Examples of non-collagenous pneumoconiosis are those caused by pure dusts of tin oxide (stannosis) and barium sulphate (barytosis).
Collagenous pneumoconiosis is characterised by:
- permanent alteration or destruction of alveolar architecture
- collagenous stromal reaction of moderate to maximal degree, and
- permanent scarring of lung.
Such collagenous pneumoconiosis may be caused by fibrogenic dusts or by an altered tissue response to a non-fibrogenic dust.

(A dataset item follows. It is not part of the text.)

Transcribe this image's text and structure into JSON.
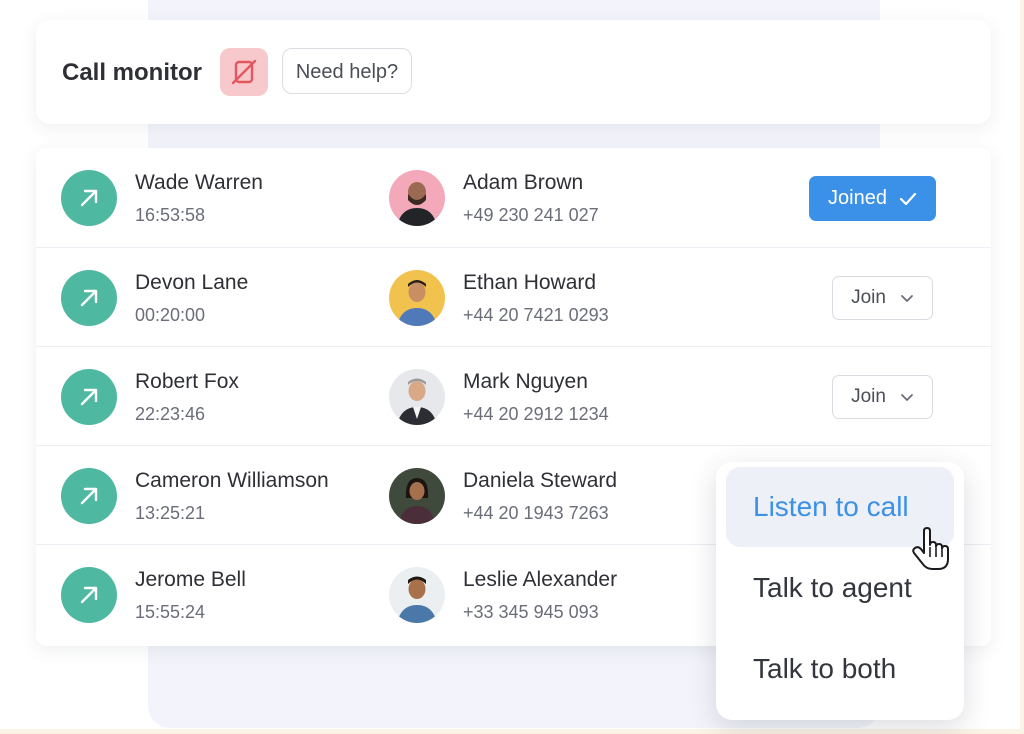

Examples of collagenous pneumoconiosis caused by fibrogenic dusts are silicosis and asbestosis, whereas complicated coalworkers’ pneumoconiosis or progressive massive fibrosis (PMF) is an altered tissue response to a relatively non-fibrogenic dust. In practice, the distinction between collagenous and non-collagenous pneumoconiosis is difficult to establish. Continued exposure to the same dust, such as coal dust, may cause transition from a non-collagenous to a collagenous form. Furthermore, exposure to a single dust is now becoming less common and exposures to mixed dusts having different degrees of fibrogenic potential may result in pneumoconiosis which can range from the non-collagenous to the collagenous forms. There are in addition occupational chronic pulmonary diseases which, although they develop from the inhalation of dust are excluded from the pneumoconiosis because the particles are not known to accumulate in the lungs. The following are examples of potentially disabling occupational chronic pulmonary diseases: byssinosis, berylliosis, farmers’ lung, and related diseases. They have one common denominator, namely the aetiologic component of dust has sensitized the pulmonary or bronchial tissue so that if the lung tissue responds, the inflammation tends to be granulomatous and if the bronchial tissue responds, there is apt to be bronchial constriction. Exposures to noxious inhaled materials in certain industries are associated with an increased risk of mortality from carcinoma of the respiratory tract. Examples of such materials are radioactive ores, asbestos and chromates.
Adopted at the IVth ILO International Conference on Pneumoconiosis. Bucharest, 1971.